Classically, given a bundle \(\pi:P\to M\) there is a space of connections \(\mathscr{A}(P)\). The group \(\mathop{\mathrm{Aut}}P\) acts on this space. For example, a gauge transformation that is constant in the neighborhood of a point (i.e. is given by multiplication by a fixed \(g:G\)) will not change the splitting, it will just shift the splitting rigidly along the fiber. But at the other extreme, a gauge transformation that is changing rapidly near a point will tilt the horizontal subspaces. The field of gauge theory begins with a study of this action, and of the quotient space \(\mathscr{A}(P)/\mathop{\mathrm{Aut}}P\).
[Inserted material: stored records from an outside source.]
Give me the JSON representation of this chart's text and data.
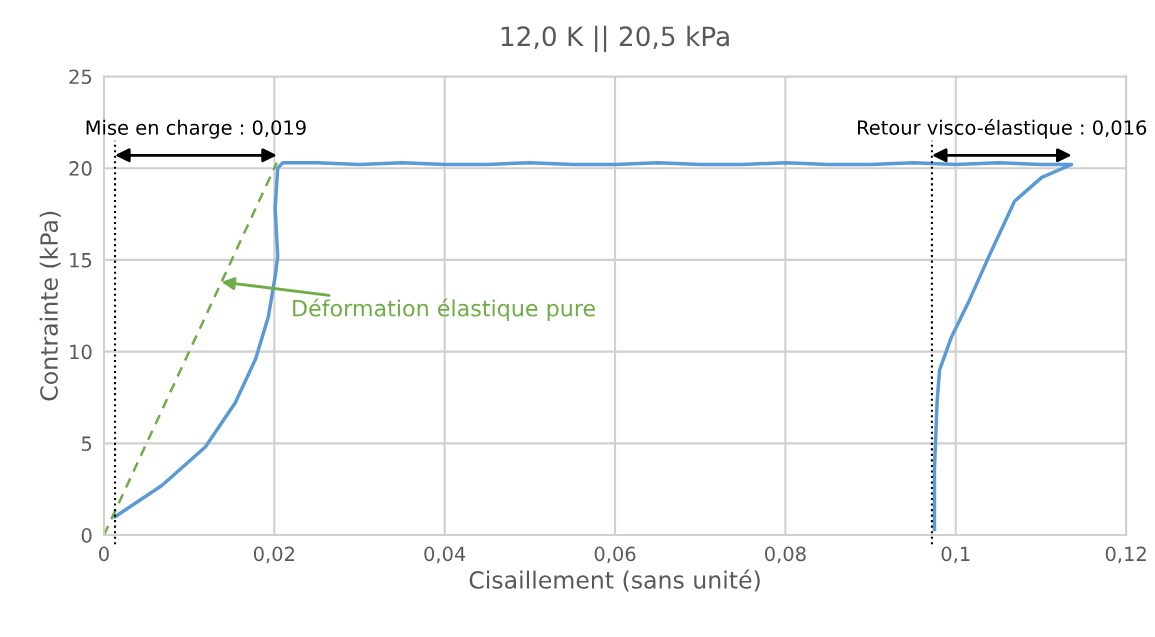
{
  "chart_data": {
    "type": "line",
    "title": "12,0 K || 20,5 kPa",
    "xlabel": "Cisaillement (sans unité)",
    "ylabel": "Contrainte (kPa)",
    "xlim": [
      0,
      0.12
    ],
    "ylim": [
      0,
      25
    ],
    "xticks": [
      0,
      {
        "value": 0.02,
        "label": "0,02"
      },
      {
        "value": 0.04,
        "label": "0,04"
      },
      {
        "value": 0.06,
        "label": "0,06"
      },
      {
        "value": 0.08,
        "label": "0,08"
      },
      {
        "value": 0.1,
        "label": "0,1"
      },
      {
        "value": 0.12,
        "label": "0,12"
      }
    ],
    "yticks": [
      0,
      5,
      10,
      15,
      20,
      25
    ],
    "grid": true,
    "legend": false,
    "marker": "none",
    "series": [
      {
        "color": "#5b9bd5",
        "line_style": "solid",
        "x": [
          0.0013,
          0.0068,
          0.0119,
          0.0154,
          0.0178,
          0.0193,
          0.0201,
          0.0204,
          0.0201,
          0.0204,
          0.021,
          0.025,
          0.03,
          0.035,
          0.04,
          0.045,
          0.05,
          0.055,
          0.06,
          0.065,
          0.07,
          0.075,
          0.08,
          0.085,
          0.09,
          0.095,
          0.1,
          0.105,
          0.11,
          0.1136,
          0.1101,
          0.1069,
          0.1039,
          0.1015,
          0.0995,
          0.0981,
          0.0978,
          0.0975,
          0.0975
        ],
        "values": [
          1.0,
          2.7,
          4.8,
          7.2,
          9.6,
          11.9,
          14.1,
          15.2,
          17.8,
          20.0,
          20.3,
          20.3,
          20.2,
          20.3,
          20.2,
          20.2,
          20.3,
          20.2,
          20.2,
          20.3,
          20.2,
          20.2,
          20.3,
          20.2,
          20.2,
          20.3,
          20.2,
          20.3,
          20.2,
          20.2,
          19.5,
          18.2,
          15.2,
          12.7,
          10.8,
          9.0,
          7.2,
          3.6,
          0.3
        ]
      },
      {
        "color": "#70ad47",
        "line_style": "dashed",
        "x": [
          0,
          0.0203
        ],
        "values": [
          0,
          20.3
        ]
      }
    ],
    "ref_lines": [
      {
        "axis": "x",
        "value": 0.0013,
        "color": "#000000",
        "line_style": "dotted"
      },
      {
        "axis": "x",
        "value": 0.0972,
        "color": "#000000",
        "line_style": "dotted"
      }
    ],
    "annotations": [
      "Mise en charge : 0,019",
      "Retour visco-élastique : 0,016",
      {
        "text": "Déformation élastique pure",
        "x": 0.0138,
        "y": 13.8
      }
    ]
  }
}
In HoTT the gauge transformations are the type \(T\sim T\stackrel{\mathrm{def}}{=}\prod_{a:\ensuremath{\mathbb{M}}}Ta=Ta\), and rather than taking a quotient we have this group already emergent as paths in the space \(\ensuremath{\mathbb{M}}\to\mathrm{K}(\ensuremath{\mathbb{Z}},2)\).

Atiyah and Bott ( (Atiyah & Bott, 1983) equation 3.4) noted that the horizontal lift of two vector fields may have a vertical component when taking their Lie bracket, and identified this vertical component with the curvature. This forms an obstruction to splitting the Atiyah sequence of Lie algebras \[\text{vertical vector fields on }P \hookrightarrow \text{vector fields on }P \xrightarrow[]{\mathrm{lift}\circ\pi} \text{horizontal vector fields on }P.\] despite the splitting at the level of vector spaces.

In HoTT the analogue of bracketing two vector fields is (presumably) composing two paths \(p,q:a=_\ensuremath{\mathbb{M}}b\) to form a loop \(p\cdot q^{-1}\). The curvature can be seen by noting that the transport automorphism around the loop can be nontrivial, as discussed earlier in the note.

In this century mathematicians in HoTT and HoTT-adjacent fields sought an integrated Atiyah sequence, including Urs Schreiber (nLab authors, 2024) (Schreiber, 2006). This would be a Lie groupoidal version of the Atiyah sequence of Lie algebras. If a groupoid extension could be examined, the thinking went, a link could be sought to Schreier theory. Tying everything together we see that the desired groupoid is just the type \(P\) itself! To tie this with Schreier theory, we’ll recall that David Jaz Myers showed that we have an equivalence between the type of extensions of a group \(G\) by a group \(F\) and the actions of \(G\) on a delooping \(BF\): \[\mathrm{Ext}(G; F) \simeq (BG \,\cdot\!\to\mathop{\mathrm{BAut}}(BF))\] (see (Myers, 2022) Theorem 2.5.7). Our type of classifying maps \(\ensuremath{\mathbb{M}}\to\mathrm{EM}(\ensuremath{\mathbb{Z}},1)\) can be seen as extensions of \(\pi_1(\ensuremath{\mathbb{M}})\) by the group \(\mathop{\mathrm{Aut}}S^1\). Such extensions that are furthermore principal fibrations are the oriented ones, as we showed before. What a lovely reframing of principal bundles.